The Las Vegas Chamber of Commerce understands the need to improve health care in the United States. Health care concerns are centered on two primary issues – the high and rapidly-rising cost of health care, and the millions of uninsured Americans, including those temporarily uninsured due to changes in employment. The following are the Las Vegas Chamber’s principles for health care reform:
COST: Lowering the cost of health care must remain a top priority of any reform package including:
Transparency: Full transparency relating to the cost and quality of care is necessary to improve cost consciousness. Connecting health care consumers to the actual cost of care is an integral component to cost control.
Tort Reform: Medical malpractice reform would reduce health care costs by helping to eliminate unnecessary testing and treatment that is done defensively to avoid risk of litigation.
Efficiency: Ineffective or redundant care accounts for a large portion of health care costs. Changes that incent quality care and cost reduction rather than quantity of care would help reduce costs.

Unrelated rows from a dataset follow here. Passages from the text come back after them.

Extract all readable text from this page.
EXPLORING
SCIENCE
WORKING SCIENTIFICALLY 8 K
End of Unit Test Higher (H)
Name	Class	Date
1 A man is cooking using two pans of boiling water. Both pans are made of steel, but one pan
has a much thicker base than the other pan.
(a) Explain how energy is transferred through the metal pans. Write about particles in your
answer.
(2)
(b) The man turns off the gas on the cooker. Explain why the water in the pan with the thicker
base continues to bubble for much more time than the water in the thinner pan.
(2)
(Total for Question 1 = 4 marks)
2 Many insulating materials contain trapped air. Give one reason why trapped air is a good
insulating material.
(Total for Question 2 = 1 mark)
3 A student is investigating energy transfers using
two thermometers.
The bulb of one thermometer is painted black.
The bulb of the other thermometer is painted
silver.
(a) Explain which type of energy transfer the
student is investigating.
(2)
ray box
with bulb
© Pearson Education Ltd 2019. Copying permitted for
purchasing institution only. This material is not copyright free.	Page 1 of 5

Mandates: Elimination of insurance mandates would allow less expensive and, therefore, greater access to, coverage. A minimum standard essential benefit package, pegged to a Health Savings Account-compatible high deductible health plan, should be established to allow individuals and businesses to select coverage appropriate for their needs.
Bureaucracy: Streamline and simplify health care administration, including claims management. Wellness: Emphasize preventative care, wellness and chronic disease management.
COVERAGE: Appropriate coverage for all Americans, with a focus on an improved private insurance market is also a high priority.
Competition: Private delivery of health care must be retained and improved, and competition must be enhanced. Creating a new government run system or a public option is not supported.
Choice: Business owners and consumers need more choice of insurance plans and options. Interstate restrictions and benefit mandates hamper choice.
Play or Pay: Requiring employers to offer insurance they can’t afford will kill job growth, stifle entrepreneurship and do nothing to address the real issue of skyrocketing health care costs. A payroll levy on firms who can’t afford the benefit is an ill-conceived way to fund health care reform and will likely result in fewer jobs and reduced wages and benefits.
Financing: Health care reform should not be financed on the backs of businesses or individuals who already have coverage.
Portability: Employees should be able to change jobs without losing their health insurance.
Tax Reform: Providing tax credits or deductions for individuals without access to health insurance from an employer, or for the self-employed, would expand the number of individuals covered when not employed. Cost-sharing, including vouchers, should also be provided for those truly unable to afford basic coverage. Provide tax incentives for long-term medical care coverage including tax deductibility of long-term care premiums and inclusion of long-term care insurance in Section 125 cafeteria plans.
Individual Responsibility: Once unnecessary insurance mandates are eliminated and equitable tax treatment of individuals is put in place, require those who can afford to purchase basic health insurance to do so. Subsidize those who cannot afford to purchase basic insurance on their own with cost-sharing limits that take ability to pay into consideration.
Pre-existing Conditions: Provide an affordable option for those with pre-existing conditions who do not have access to coverage through their employer.